Winning Bizness Desk
Mumbai. The government and the Reserve Bank of India (RBI) are going to give people two new opportunities to invest in Sovereign Gold Bonds (SGB) in this financial year 2023-24. The first chance to invest would be from June 19 to June 23 and the second chance would be from September 11 to September 15. This means that people can buy these special bonds during these special periods to invest in gold. Gold bonds can be purchased by various types of people or organizations such as trusts, HUFs (Hindu Undivided Families), charitable institutions, universities, or individuals resident in India. They can buy bonds for themselves, on behalf of the child, or together with others.
Need to fill up a form
If someone wants to buy gold bonds, they have to go to the receiving office and fill up a form (called Form 'A') or a similar form. In the form, they have to tell how many grams of gold they want to buy, their full name and address. They also have to provide certain documents and information sought in the instructions of the form. They will also have to provide their PAN along with the application. Gold Bonds are issued by certain banks (except Small Finance Banks, Payment Banks and Regional Rural Banks), Stock Holding Corporation of India Limited (SHCIL), Clearing Corporation of India Limited (CCIL), Post Offices and recognized stock exchanges like National Stock Exchange of India Ltd. and will be sold by the Bombay Stock Exchange Ltd.

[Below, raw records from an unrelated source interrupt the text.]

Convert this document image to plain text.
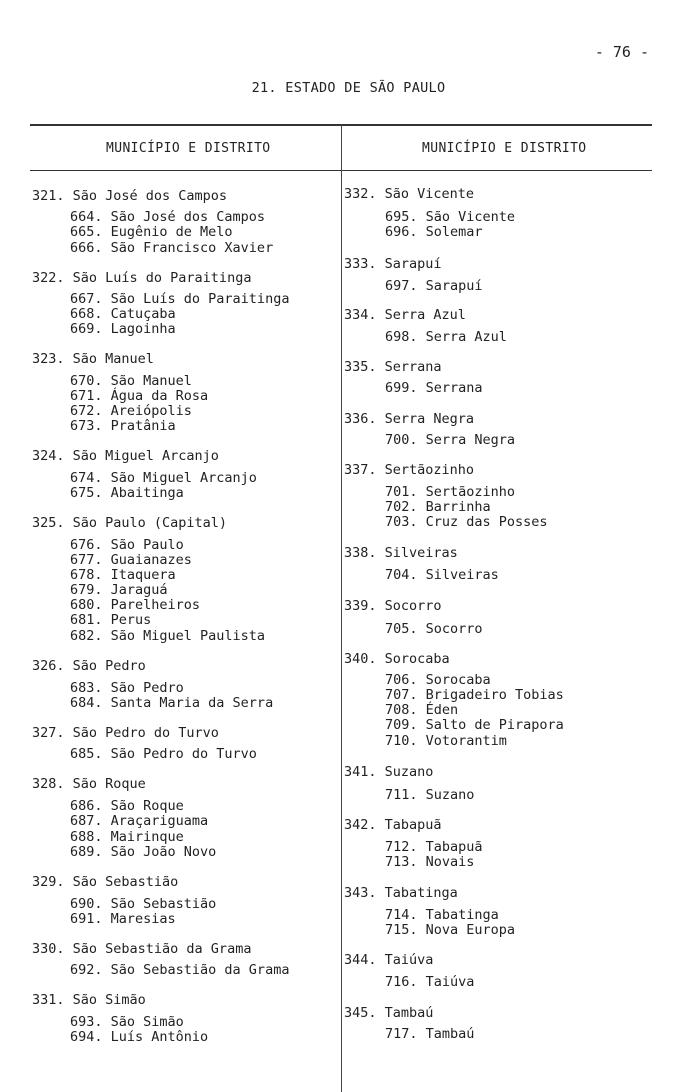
- 76 -
21. ESTADO DE SÃO PAULO
MUNICÍPIO E DISTRITO	MUNICÍPIO E DISTRITO
321. São José dos Campos
664. São José dos Campos
665. Eugênio de Melo
666. São Francisco Xavier
322. São Luís do Paraitinga
667. São Luís do Paraitinga
668. Catuçaba
669. Lagoinha
323. São Manuel
670. São Manuel
671. Água da Rosa
672. Areiópolis
673. Pratânia
324. São Miguel Arcanjo
674. São Miguel Arcanjo
675. Abaitinga
325. São Paulo (Capital)
676. São Paulo
677. Guaianazes
678. Itaquera
679. Jaraguá
680. Parelheiros
681. Perus
682. São Miguel Paulista
326. São Pedro
683. São Pedro
684. Santa Maria da Serra
327. São Pedro do Turvo
685. São Pedro do Turvo
328. São Roque
686. São Roque
687. Araçariguama
688. Mairinque
689. São João Novo
329. São Sebastião
690. São Sebastião
691. Maresias
330. São Sebastião da Grama
692. São Sebastião da Grama
331. São Simão
693. São Simão
694. Luís Antônio
332. São Vicente
695. São Vicente
696. Solemar
333. Sarapuí
697. Sarapuí
334. Serra Azul
698. Serra Azul
335. Serrana
699. Serrana
336. Serra Negra
700. Serra Negra
337. Sertãozinho
701. Sertãozinho
702. Barrinha
703. Cruz das Posses
338. Silveiras
704. Silveiras
339. Socorro
705. Socorro
340. Sorocaba
706. Sorocaba
707. Brigadeiro Tobias
708. Éden
709. Salto de Pirapora
710. Votorantim
341. Suzano
711. Suzano
342. Tabapuã
712. Tabapuã
713. Novais
343. Tabatinga
714. Tabatinga
715. Nova Europa
344. Taiúva
716. Taiúva
345. Tambaú
717. Tambaú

Investors will get taxable interest
If someone buys gold bonds, they will get interest on the money invested. The interest rate has been fixed at 2.50 per cent per annum. They will be paid interest twice a year. The final payment of interest along with the principal amount invested by them will be made on maturity or maturity of the bond. The interest you earn from gold bonds is taxed as per the Income Tax Act of 1961. However, if you sell the bond and make a profit, you do not have to pay capital gains tax on it. This means that any extra money you make when you sell the bond is not taxed.
Can be transferred from one person to another
If you hold the bond for a long time and then sell it, you can also get some benefit to adjust the tax based on inflation, which can help in reducing the tax amount. Gold bonds that are issued in the form of stock certificates can also be transferred from one person to another. This transfer is done by filling a special document called “Instrument of Transfer” in a specific format called Form “F”.It's like when you want to give a bond to someone else, you have to fill out a paper that says you're transferring it to them. This helps ensure that the transfer is recorded and legally recognized.